Pagamentos do Auxílio Brasil por região em maio:

  • Nordeste - 8,5 milhões de famílias
  • Sudeste - 5,2 milhões
  • Norte - 2,1 milhões
  • Sul - 1,2 milhão
  • Centro-Oeste - 937 mil

Famílias na extrema pobreza em maio:

  • Nordeste - 8,9 milhões de famílias
  • Sudeste - 5,3 milhões
  • Norte - 2,1 milhões
  • Sul - 1,1 milhão
  • Centro-Oeste - 827 mil

A coluna procurou o Ministério da Cidadania para saber se há previsão orçamentária para incluir nova famílias em extrema pobreza nos próximos meses, mas não houve retorno.

Segundo informa o ministério, para serem habilitadas no programa, as famílias precisam, além de atender os critérios de elegibilidade, ter os dados atualizados no Cadastro Único nos últimos 24 meses e sem informações divergentes das de outras bases do governo federal.

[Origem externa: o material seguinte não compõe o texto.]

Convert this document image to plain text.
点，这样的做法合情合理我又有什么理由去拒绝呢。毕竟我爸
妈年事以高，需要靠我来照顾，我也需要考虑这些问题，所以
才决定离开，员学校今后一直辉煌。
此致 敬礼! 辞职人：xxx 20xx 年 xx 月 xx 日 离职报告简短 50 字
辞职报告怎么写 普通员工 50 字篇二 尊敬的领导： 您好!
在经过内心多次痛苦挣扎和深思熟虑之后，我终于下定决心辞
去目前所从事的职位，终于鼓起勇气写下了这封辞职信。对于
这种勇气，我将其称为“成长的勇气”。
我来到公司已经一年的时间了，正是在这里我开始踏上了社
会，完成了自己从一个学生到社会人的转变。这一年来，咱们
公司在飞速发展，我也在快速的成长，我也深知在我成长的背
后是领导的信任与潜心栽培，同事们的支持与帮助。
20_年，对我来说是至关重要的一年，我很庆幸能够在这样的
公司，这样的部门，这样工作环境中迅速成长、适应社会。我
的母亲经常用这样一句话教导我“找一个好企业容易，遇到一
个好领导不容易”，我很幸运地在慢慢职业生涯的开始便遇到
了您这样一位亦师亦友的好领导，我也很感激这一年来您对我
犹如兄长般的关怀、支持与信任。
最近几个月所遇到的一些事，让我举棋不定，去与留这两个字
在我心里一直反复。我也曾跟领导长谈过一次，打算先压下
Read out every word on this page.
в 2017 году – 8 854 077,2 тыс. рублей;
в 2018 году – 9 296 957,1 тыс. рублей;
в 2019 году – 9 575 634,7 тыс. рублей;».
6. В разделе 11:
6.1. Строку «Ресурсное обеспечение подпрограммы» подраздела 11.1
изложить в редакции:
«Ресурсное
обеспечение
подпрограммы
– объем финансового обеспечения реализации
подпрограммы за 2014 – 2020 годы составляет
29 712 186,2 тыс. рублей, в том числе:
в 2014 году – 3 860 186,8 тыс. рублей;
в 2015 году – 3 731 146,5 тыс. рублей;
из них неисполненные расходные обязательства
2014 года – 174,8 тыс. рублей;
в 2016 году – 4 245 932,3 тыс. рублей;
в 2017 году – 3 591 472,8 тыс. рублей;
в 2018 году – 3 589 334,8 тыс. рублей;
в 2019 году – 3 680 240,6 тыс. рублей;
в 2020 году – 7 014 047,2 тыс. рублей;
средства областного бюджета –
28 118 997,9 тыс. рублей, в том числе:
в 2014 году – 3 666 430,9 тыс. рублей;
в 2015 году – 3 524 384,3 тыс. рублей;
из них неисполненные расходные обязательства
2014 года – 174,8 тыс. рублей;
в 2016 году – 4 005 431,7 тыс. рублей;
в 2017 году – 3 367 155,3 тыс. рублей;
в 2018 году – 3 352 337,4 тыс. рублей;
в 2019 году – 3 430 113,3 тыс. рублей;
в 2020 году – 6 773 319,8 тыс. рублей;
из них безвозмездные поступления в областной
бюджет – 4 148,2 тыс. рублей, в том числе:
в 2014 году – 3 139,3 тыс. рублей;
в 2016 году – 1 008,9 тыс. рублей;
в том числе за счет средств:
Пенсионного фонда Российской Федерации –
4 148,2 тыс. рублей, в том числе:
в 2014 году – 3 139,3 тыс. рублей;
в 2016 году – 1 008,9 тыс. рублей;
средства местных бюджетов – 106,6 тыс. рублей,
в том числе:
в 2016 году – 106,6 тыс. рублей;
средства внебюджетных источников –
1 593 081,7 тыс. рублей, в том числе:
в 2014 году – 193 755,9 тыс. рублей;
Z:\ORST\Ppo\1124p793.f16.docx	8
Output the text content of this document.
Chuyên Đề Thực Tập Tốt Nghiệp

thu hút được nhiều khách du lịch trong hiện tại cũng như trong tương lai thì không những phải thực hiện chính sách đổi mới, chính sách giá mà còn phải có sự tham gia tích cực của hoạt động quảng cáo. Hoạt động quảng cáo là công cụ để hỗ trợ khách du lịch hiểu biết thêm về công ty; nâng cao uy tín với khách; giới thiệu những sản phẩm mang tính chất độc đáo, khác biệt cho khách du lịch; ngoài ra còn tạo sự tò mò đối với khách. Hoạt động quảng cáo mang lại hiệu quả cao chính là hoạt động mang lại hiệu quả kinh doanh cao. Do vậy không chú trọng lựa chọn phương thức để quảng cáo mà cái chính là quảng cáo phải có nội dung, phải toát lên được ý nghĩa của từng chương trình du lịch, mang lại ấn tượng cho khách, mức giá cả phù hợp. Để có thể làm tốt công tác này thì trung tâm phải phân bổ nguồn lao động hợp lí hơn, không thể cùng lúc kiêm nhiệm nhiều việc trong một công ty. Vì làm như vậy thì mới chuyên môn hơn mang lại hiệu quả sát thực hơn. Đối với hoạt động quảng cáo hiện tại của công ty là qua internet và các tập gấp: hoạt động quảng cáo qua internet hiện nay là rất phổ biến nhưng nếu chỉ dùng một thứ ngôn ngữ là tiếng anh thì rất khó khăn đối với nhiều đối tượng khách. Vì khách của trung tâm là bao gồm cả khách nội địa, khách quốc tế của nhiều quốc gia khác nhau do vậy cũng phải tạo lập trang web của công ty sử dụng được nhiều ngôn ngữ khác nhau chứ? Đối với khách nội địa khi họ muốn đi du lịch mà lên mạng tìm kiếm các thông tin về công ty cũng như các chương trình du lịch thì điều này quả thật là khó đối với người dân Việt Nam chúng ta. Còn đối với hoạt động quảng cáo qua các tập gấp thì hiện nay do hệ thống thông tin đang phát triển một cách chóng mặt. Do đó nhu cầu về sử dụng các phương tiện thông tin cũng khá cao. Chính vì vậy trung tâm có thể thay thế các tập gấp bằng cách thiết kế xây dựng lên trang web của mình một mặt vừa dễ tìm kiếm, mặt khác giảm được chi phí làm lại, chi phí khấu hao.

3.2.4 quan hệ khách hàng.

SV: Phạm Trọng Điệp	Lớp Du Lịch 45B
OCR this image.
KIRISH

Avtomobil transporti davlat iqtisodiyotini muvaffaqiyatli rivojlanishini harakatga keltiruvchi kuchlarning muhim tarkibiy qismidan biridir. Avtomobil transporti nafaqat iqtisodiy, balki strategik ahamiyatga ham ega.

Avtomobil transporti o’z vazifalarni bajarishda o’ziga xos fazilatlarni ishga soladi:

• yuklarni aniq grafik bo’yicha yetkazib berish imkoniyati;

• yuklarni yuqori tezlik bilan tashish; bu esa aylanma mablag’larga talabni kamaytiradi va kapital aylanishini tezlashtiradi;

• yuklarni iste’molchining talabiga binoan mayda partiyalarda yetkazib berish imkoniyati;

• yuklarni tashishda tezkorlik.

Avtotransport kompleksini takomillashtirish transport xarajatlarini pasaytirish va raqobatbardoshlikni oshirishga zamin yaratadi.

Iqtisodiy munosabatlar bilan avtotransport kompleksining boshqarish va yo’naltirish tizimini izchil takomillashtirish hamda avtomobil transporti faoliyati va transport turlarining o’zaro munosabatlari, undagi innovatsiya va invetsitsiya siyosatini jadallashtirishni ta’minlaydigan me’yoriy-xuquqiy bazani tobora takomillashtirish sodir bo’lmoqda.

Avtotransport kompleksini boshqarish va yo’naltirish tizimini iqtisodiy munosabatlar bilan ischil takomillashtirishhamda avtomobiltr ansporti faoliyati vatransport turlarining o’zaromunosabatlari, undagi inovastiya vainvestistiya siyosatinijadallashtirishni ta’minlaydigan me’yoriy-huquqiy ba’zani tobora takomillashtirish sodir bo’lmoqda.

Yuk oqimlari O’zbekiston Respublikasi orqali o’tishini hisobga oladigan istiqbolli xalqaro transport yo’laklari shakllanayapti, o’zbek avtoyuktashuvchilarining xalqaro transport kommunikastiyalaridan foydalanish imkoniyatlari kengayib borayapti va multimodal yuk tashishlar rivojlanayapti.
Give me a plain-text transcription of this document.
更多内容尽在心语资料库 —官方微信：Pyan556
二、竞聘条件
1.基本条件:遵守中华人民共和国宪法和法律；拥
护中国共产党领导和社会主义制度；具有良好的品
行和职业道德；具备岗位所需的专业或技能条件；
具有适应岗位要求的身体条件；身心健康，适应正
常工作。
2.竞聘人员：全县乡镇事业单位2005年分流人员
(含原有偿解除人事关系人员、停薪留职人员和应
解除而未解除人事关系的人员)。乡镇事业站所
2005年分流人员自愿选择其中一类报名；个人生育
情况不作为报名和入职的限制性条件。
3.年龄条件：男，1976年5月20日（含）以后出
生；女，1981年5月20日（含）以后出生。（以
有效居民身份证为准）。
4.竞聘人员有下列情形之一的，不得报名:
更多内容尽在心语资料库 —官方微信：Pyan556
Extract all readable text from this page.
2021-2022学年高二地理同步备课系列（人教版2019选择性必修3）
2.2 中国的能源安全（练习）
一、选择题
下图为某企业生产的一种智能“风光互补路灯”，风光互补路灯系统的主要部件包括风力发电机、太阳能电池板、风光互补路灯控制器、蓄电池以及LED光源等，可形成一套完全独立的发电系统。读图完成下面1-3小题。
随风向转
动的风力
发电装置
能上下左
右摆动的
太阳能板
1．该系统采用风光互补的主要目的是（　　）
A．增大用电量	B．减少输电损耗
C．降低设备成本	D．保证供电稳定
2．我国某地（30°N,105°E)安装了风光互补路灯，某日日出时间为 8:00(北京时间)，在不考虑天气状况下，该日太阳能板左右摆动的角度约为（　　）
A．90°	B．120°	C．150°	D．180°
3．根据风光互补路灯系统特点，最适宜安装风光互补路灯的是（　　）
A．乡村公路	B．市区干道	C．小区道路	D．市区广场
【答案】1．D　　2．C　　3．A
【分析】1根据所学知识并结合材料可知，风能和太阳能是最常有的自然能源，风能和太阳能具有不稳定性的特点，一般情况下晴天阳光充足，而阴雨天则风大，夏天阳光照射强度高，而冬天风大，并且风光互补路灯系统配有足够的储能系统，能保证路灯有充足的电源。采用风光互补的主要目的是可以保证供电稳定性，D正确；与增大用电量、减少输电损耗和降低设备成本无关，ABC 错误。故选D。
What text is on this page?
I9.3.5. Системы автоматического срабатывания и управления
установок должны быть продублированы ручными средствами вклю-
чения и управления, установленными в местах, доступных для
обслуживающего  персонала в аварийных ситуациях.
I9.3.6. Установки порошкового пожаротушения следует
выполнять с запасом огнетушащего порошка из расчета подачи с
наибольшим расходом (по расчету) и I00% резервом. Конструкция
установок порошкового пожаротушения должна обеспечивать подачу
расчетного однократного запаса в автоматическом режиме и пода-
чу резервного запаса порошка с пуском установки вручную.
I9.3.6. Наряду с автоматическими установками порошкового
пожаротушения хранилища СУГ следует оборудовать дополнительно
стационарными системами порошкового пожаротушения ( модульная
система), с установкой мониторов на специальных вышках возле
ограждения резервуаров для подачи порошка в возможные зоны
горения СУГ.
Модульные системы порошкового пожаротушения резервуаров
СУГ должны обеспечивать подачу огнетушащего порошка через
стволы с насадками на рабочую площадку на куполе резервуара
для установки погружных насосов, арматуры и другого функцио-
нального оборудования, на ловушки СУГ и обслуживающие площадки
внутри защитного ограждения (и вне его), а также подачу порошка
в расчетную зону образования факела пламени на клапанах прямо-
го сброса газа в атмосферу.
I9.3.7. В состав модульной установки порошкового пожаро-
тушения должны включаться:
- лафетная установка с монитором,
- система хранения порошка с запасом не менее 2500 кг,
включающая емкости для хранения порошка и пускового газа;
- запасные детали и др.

"A seleção é feita de forma automática, considerando a estimativa de pobreza, a quantidade de famílias atendidas em cada município e o limite orçamentário anual do Auxílio Brasil, por meio do Sistema de Benefícios ao Cidadão (Sibec)", diz a pasta.

Pedinte que diz ter fome em Ribeirão Preto (SP)  - Getty Images - Getty Images
Pedinte que diz ter fome em Ribeirão Preto (SP)
Imagem: Getty Images

Busca por ossos e pele

Na sede da ONG Amigos da Periferia, quinta-feira foi dia de entregar osso e pele doados por supermercados da região para pessoas em vulnerabilidade cadastradas no bairro do Benedito Bentes 2, em Maceió.

"Cresceu muito a procura [de famílias] após o fim do Auxílio Emergencial [benefício dado pelo governo no auge da pandemia]. Tem famílias que nos procuram para arrumar para eles peles de carne que são doadas para os cachorros para que possam se alimentar. É muito complicado a situação aqui", diz Vânia Gato, fundadora da entidade.

Josete Dias Martins, 46, é uma das moradoras que sempre busca ajuda. Sem renda e sem Auxílio Brasil, ela diz que tem tido muita dificuldade para conseguir se alimentar, já que o único recurso que tem é uma pequena pensão que a filha de 15 anos recebe do pai.

"São muitas dificuldades. Estou no Cadastro Único, mas falta me atualizar para receber o Auxílio, mas nem sei fazer isso. Por isso vivo aqui na instituição; com as doações consigo me alimentar", conta.

Famílias pegam ossos e pele para se alimentar em Maceió - Arquivo pessoal - Arquivo pessoal
Famílias pegam ossos e pele para se alimentar em Maceió
Imagem: Arquivo pessoal

"Tormenta perfeita" levou à alta, diz pesquisadora

Nathalie Beghin, coordenadora da assessoria política do Inesc (Instituto de Estudos Socioeconômicos), afirma que não há um motivo único que explique o crescimento da miséria nos últimos meses no Brasil. "A gente esta vivendo de tormenta perfeita", diz.

Ela cita que o desemprego elevado, a queda da renda, a inflação e o modelo de produção de alimentos são os principais fatores que levaram a uma escalada da extrema pobreza no país.

"Nosso modelo de produção é essencialmente centrado do agronegócio, que resulta na expulsão do campo dos trabalhadores rurais. E no meio disse tem a guerra [Rússia contra a Ucrânia] que está afetando insumos para agricultura. Mas todo drama não seria problema se o estado tivesse atuante", afirma a coordenadora do Inesc, organização que liderou o grupo de trabalho de pobreza, fome e desigualdades da Agenda 227.

Para ela, o foco central é que o governo federal, nos últimos anos, desmontou as estrutura e políticas públicas que poderiam ser úteis para fazer frente a uma crise desse porte após o pico da pandemia.

"Houve o desmonte da agricultura familiar, do Plano Safra, do seguro ao produtor, do crédito com subsídio, do estoque de alimentos —que poderiam, na falta de um produto, por exemplo, permitir que o governo colocasse no mercado e segurasse os preços", finaliza.